The ball was a great pageant and a great success; and she, as the most exquisite of Nell Gwynnes, with all her lovely natural hair curling over her shoulders, was very kind to Titus Oates, guided his squat stiff unaccustomed limbs through the mazes of one quadrille, and even snatched a few moments to present him to some great people; and as her father-in-law made but a brief appearance in the rooms and only spoke with the royal personages present and two or three of his intimate friends, she found little difficulty in avoiding the introduction to him of the “man from Dakota.”

“Another time, another time,” she said vaguely, and William Massarene was dazzled and quieted.

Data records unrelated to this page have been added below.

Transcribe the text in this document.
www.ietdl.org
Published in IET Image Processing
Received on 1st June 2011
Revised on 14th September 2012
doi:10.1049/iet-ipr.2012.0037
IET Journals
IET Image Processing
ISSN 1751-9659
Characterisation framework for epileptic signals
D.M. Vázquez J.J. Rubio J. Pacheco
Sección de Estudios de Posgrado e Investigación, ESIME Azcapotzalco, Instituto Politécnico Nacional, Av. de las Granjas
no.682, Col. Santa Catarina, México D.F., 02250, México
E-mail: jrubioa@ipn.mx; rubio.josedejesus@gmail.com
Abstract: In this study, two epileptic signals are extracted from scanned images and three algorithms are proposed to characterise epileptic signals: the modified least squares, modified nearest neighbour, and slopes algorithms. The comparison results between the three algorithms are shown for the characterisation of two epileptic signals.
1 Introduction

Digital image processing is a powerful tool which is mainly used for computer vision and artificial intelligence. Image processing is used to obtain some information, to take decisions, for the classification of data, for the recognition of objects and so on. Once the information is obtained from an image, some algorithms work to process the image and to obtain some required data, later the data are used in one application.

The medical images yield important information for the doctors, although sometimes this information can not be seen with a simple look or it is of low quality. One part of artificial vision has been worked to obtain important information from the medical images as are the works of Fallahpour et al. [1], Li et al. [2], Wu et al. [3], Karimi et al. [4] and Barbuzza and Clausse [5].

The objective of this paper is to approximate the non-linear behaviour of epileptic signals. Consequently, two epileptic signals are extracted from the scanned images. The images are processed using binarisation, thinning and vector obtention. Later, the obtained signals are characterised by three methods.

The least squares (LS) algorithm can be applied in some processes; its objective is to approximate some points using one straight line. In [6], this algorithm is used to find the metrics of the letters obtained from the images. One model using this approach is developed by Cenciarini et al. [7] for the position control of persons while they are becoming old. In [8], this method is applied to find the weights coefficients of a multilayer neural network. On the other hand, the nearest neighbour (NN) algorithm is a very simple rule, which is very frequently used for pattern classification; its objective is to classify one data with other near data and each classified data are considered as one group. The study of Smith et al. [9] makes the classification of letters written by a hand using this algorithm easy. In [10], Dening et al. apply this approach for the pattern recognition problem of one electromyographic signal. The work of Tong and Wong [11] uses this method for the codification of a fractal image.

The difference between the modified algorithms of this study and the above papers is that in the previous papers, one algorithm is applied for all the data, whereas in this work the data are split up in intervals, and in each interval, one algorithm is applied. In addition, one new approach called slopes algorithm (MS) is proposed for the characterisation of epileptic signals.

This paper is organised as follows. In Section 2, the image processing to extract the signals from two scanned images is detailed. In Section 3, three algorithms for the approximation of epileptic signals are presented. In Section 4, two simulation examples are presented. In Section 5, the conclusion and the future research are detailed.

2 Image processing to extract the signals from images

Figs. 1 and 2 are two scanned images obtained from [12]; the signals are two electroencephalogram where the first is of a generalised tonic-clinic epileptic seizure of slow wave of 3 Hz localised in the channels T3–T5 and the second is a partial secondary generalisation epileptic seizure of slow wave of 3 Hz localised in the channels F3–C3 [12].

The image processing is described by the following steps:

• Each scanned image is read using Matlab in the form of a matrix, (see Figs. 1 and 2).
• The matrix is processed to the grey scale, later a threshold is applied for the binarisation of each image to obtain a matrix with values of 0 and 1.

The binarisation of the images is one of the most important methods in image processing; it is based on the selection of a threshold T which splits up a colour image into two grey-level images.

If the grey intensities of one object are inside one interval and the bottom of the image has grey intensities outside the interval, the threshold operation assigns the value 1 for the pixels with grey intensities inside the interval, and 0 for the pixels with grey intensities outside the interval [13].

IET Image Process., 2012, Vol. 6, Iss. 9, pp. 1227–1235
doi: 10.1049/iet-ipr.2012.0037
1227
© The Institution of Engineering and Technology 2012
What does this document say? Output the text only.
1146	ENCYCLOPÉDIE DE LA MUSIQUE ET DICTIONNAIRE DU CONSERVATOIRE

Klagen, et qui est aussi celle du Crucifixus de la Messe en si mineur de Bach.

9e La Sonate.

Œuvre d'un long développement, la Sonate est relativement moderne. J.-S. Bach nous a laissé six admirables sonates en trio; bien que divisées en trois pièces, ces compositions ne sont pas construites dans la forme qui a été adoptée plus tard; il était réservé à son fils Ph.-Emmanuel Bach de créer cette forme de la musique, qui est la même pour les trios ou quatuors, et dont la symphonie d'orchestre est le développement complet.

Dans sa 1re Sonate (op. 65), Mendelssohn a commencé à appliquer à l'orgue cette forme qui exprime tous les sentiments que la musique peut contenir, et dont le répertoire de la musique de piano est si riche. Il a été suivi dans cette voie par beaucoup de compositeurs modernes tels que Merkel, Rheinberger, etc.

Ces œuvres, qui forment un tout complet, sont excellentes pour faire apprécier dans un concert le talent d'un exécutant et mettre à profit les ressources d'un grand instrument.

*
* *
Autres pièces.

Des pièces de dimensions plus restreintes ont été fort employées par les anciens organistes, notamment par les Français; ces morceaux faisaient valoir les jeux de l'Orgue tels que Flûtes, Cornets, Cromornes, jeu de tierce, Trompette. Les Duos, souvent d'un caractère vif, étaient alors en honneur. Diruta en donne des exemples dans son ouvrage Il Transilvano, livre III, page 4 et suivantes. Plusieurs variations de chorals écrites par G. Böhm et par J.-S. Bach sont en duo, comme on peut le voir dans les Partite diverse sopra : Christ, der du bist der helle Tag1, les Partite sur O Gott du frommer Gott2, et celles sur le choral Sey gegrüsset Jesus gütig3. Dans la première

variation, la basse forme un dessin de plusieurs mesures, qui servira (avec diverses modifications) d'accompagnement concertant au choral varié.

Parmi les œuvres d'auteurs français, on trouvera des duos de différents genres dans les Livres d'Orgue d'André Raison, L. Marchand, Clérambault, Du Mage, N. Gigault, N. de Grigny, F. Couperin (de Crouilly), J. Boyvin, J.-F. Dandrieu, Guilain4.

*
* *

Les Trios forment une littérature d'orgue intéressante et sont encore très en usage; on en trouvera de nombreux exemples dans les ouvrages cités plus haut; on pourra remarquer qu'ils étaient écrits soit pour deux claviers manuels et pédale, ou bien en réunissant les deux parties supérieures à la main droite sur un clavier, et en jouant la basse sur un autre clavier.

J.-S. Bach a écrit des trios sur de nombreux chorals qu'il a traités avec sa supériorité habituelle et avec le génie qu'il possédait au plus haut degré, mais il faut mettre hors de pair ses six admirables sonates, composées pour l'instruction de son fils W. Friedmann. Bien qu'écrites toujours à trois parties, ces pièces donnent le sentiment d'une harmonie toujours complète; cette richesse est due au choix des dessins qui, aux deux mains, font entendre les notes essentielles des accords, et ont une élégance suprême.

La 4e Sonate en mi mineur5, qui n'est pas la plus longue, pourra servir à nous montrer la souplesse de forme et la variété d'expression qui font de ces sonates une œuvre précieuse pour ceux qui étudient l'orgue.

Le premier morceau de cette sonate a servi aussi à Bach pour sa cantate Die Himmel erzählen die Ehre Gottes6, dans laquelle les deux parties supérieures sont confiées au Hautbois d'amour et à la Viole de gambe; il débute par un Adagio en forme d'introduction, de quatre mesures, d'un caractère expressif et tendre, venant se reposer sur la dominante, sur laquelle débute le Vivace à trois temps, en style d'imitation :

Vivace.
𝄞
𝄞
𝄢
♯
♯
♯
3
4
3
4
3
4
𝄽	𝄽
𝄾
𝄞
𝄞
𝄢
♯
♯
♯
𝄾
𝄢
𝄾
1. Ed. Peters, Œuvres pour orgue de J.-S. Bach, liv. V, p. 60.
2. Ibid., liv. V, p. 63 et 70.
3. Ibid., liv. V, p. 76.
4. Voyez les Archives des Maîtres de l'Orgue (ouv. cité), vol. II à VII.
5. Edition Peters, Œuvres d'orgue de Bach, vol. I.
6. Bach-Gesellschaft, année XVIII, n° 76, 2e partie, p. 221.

Cocky was present for half an hour, looking a shaky, consumptive, but not inelegant Grammont, for his figure was slender and his features were good. He was infinitely diverted by the sight of William Massarene.

“Passes muster, don’t he, when he don’t open his mouth?” he said to Hurstmanceaux. “Lord, what an ugly mug he’s got! But the women are always asking for his photo. Haha! we’ve got it in Stanhope Street large as life. Pater won’t let him be taken up to him, and you won’t know him either. You’re both wrong. He’s thoroughly respectable, and he’s got a lot of my paper.”